Financial transactions have been static in form for many years. A buyer wants an item from a vendor, the buyer pays the vendor and everybody goes their separate ways.

Since the great push for digitisation, things have taken a different turn. While the system has remained largely unchanged an additional factor has become necessary within transactions.


A buyer trusts that the vendor will only take as much as they’re owed. A financial institution trusts that the buyer has the funds necessary to complete the transaction and the seller trusts that both the bank and the buyer will honour the payment.

Simplification through disruption

When you stop to think about it, its a rather convoluted system that relies heavily on trusting others and if human history has taught us anything it’s that humans cannot always be trusted.

Speaking at the Blockchain Africa conference in Johannesburg this morning was security and distributed systems expert Andreas M. Antonopoulos. “Blockchain gives you the ability to verify every transaction yourself so that you don’t have to trust anything but your own verification,” says Antonopoulos.

“Blockchain is open, borderless, transnational, neutral, transactional, and resistant to censorship,” explains the expert.

What blockchain does is create a level playing field for transactions. The network relies on valid inputs. It cares not if you are rich, poor, famous or infamous. All that matters is that when you transact you put in the right information for the transaction to be processed.

What’s more is that because you aren’t paying Peter to watch over you while Paul and yourself transact, blockchain transactions should theoretically be more cost effective as there aren’t any fees to pay.

Trouble comes a knocking

The problem with blockchain however is that it’s still a very new technology. Antonopoulos likens where blockchain technology is to where the internet was in its infancy.

“Hype around blockchain is around the same levels that hype around the internet was in 1998, and we all know what happened after 1998,” says the expert.

As we all know now, in 1998 the internet bubble burst and millions of firms that thought they knew how to do an internet were sent into the red.

Truth be told the internet was still young and many folks didn’t have a grip on how things would work, how it would be regulated and indeed how many folks would plug their PCs into a phone line.

Blockchain exists in much the same space at the moment. The technology is unregulated and has not yet been fully explored by technologists.

So dark is the future of blockchain that not even Antonopoulos can predict where we go to next. “When you have new, disruptive technology it’s difficult to see the margins. Identifying a viable market at this stage is like stumbling in the dark looking for something,” he says.

To say whether or not blockchain will influence the future of banking is hard to say at this moment but that’s not to say that they aren’t trying.
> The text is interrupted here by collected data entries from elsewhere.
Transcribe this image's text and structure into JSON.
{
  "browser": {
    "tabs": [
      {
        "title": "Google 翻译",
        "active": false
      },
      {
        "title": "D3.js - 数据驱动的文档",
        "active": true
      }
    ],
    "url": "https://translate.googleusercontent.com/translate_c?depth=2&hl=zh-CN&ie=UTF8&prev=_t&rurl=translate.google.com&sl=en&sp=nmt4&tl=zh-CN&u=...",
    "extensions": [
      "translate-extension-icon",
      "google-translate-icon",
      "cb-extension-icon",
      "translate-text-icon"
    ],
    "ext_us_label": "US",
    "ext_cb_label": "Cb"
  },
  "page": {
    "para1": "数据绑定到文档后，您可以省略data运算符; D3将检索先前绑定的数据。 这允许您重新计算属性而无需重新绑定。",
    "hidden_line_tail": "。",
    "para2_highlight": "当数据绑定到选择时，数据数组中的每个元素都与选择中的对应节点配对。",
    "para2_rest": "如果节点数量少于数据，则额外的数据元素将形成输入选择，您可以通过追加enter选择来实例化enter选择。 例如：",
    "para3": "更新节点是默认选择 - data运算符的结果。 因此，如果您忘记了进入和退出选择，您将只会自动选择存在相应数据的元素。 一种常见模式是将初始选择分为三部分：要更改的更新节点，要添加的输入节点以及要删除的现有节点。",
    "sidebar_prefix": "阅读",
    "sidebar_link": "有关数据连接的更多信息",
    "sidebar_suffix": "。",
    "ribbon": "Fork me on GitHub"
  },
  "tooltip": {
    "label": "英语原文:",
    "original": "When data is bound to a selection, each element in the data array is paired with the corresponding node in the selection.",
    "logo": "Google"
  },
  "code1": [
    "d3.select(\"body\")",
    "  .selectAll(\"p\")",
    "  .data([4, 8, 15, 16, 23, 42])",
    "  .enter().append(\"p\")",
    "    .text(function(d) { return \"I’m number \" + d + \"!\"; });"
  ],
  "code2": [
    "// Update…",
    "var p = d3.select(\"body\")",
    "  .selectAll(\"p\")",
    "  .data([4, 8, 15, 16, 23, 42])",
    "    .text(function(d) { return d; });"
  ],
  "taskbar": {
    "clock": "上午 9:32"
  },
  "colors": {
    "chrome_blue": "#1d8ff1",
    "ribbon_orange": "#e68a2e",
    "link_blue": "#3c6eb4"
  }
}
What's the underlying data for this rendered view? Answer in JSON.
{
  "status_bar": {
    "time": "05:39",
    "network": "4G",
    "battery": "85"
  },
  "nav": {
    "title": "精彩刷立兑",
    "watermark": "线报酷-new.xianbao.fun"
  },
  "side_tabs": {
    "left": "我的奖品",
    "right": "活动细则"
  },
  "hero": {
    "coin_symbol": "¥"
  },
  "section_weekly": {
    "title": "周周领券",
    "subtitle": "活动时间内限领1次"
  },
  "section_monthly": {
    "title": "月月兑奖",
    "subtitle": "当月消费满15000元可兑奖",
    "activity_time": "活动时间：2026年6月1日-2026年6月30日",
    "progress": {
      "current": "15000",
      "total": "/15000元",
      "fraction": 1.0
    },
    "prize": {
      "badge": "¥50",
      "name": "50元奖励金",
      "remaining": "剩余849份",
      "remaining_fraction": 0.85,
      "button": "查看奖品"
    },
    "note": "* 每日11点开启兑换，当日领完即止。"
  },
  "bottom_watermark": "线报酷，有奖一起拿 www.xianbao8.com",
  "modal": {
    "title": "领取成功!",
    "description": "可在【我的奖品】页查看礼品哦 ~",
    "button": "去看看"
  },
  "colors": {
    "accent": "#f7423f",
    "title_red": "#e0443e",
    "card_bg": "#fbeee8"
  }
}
Antonopoulos on the other hand is adamant that the banking sector should keep its nose out of blockchain and cryptocurrency. “Using blockchain to improve operating procedures so they can continue with business as usual is just boring, really really boring. What’s exciting is the possibility of changing the way we allocate trust on this planet to open up how we transact with everyone,” says the expert.

“It’s not about banking the unbanked, its about debanking all of us.”